I still see that girl.

How do you talk about a documentary with quantitative wording with editing and pacing like it’s a relic of the past or an artistic record and not something that is still happening, right now. People who watch this could know some of these people. That little girl could easily be the family of someone who sees this, if they see it, and I’m going to sit here and say “Do it?” 

What’s the point in reviewing anything when an eight-hour flight away from me right now there’s the constant drumbeat of occupation, torture, and death? Seriously, what?

So I didn’t anymore. I didn’t write anything, and then the shame of my own stagnation blended with the shame that had me stop in the first place into an ouroboros of suck.

However, as with a lot of things in life, music seemed to provide an answer. Among several encores and a flood of stage banter and conversation, a Ukrainian musician yelled at the crowd to film his speech about the war, to witness, document, to share it and talk. To keep going and force people to look at what was happening, even if it was just a clip of him being uploaded somewhere on Instagram where three people see it. Maybe that does something. Maybe one of those three people gives a shit enough to do something tangible. Maybe that’s enough, maybe it has to be. 
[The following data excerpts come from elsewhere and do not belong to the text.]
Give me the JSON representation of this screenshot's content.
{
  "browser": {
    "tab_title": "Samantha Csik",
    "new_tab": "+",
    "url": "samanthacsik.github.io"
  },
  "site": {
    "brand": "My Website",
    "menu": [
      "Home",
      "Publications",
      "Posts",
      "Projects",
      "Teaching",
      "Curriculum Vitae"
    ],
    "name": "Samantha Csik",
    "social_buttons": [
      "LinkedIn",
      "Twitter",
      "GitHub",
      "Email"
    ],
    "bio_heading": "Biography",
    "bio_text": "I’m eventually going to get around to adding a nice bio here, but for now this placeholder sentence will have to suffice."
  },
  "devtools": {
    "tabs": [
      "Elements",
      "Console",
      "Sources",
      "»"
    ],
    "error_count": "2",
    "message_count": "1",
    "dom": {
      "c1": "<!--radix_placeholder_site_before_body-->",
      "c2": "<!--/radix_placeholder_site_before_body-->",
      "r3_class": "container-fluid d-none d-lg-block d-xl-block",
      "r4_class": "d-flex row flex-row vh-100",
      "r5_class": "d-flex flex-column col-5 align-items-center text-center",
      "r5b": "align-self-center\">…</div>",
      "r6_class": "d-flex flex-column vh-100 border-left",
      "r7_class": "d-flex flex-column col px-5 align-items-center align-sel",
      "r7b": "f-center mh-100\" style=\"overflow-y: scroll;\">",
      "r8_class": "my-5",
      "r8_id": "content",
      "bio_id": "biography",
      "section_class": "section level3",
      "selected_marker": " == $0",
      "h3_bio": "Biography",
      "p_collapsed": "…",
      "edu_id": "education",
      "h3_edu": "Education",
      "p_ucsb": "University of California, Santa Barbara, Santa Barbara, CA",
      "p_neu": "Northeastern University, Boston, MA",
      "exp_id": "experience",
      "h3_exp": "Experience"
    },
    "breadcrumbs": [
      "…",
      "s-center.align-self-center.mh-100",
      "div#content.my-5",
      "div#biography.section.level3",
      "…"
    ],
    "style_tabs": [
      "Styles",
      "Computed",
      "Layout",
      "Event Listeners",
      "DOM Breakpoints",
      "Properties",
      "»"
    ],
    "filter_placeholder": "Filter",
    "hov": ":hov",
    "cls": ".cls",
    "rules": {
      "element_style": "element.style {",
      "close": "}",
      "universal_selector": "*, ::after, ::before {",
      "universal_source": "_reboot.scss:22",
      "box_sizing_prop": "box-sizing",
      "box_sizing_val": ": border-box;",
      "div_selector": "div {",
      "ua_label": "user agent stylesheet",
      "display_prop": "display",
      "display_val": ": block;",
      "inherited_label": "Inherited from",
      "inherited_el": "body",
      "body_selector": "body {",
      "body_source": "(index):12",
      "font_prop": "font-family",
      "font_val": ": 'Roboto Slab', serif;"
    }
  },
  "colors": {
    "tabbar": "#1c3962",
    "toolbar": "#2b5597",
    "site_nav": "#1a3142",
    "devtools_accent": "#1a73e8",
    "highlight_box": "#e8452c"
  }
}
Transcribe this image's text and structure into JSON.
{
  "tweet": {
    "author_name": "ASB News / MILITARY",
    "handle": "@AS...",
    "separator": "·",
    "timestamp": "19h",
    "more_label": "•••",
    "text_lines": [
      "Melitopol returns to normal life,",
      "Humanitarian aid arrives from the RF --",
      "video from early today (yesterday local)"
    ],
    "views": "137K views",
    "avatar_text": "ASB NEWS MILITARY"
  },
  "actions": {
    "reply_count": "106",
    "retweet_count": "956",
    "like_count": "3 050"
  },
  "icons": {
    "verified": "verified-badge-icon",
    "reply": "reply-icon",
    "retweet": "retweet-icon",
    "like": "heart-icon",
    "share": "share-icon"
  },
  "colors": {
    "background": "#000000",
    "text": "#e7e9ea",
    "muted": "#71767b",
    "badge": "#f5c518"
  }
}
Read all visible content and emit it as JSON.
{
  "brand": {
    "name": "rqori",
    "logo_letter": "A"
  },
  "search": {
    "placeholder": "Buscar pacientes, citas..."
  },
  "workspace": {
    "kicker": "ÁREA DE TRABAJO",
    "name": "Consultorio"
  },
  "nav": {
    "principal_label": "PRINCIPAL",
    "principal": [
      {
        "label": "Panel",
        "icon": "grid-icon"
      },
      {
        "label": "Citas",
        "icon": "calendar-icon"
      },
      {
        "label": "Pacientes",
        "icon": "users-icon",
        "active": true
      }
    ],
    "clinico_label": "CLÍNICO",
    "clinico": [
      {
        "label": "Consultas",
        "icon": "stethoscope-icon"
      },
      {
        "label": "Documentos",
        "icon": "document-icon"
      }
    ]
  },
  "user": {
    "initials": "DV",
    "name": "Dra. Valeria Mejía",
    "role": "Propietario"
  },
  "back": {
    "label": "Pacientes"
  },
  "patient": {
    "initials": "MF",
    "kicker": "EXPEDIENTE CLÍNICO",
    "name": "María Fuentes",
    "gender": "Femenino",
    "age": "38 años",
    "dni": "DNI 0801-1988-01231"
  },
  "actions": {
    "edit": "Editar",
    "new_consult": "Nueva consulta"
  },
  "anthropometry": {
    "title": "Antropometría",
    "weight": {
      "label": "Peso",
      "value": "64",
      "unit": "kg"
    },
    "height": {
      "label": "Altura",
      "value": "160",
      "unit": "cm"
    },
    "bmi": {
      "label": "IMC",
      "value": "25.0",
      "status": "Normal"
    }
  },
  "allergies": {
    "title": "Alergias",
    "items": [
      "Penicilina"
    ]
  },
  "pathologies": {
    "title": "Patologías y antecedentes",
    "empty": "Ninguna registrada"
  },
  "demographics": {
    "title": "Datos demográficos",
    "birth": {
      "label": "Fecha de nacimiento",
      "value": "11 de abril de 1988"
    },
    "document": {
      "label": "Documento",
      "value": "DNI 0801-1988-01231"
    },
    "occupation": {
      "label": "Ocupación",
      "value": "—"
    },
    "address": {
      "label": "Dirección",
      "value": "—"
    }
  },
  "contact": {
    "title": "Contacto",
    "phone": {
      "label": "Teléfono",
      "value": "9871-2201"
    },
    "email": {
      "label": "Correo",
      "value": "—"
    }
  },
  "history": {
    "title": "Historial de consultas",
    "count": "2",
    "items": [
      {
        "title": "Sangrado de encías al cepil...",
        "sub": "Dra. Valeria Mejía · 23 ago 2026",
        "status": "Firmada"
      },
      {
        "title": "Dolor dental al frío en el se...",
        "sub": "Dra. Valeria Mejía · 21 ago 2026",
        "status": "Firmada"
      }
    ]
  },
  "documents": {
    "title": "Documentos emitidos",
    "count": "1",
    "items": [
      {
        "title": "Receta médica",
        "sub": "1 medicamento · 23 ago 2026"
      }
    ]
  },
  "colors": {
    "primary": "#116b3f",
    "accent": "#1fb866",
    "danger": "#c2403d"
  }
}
Maybe that’s why you absolutely should see 20 DAYS IN MARIUPOL the instant it has a showing in your city. Sit there. Witness. Let it break you and push you into whatever action you need to be pushed into, even if it’s just a discussion. Even if you see things you can’t unsee, and you will, maybe we need these things burned into the film of our memory, the reality of somewhere intangible to a lot of people made manifest in violent technicolor.

Because they are there, they exist, and they are dying, those 20 days and all the days after. And we need to give a shit.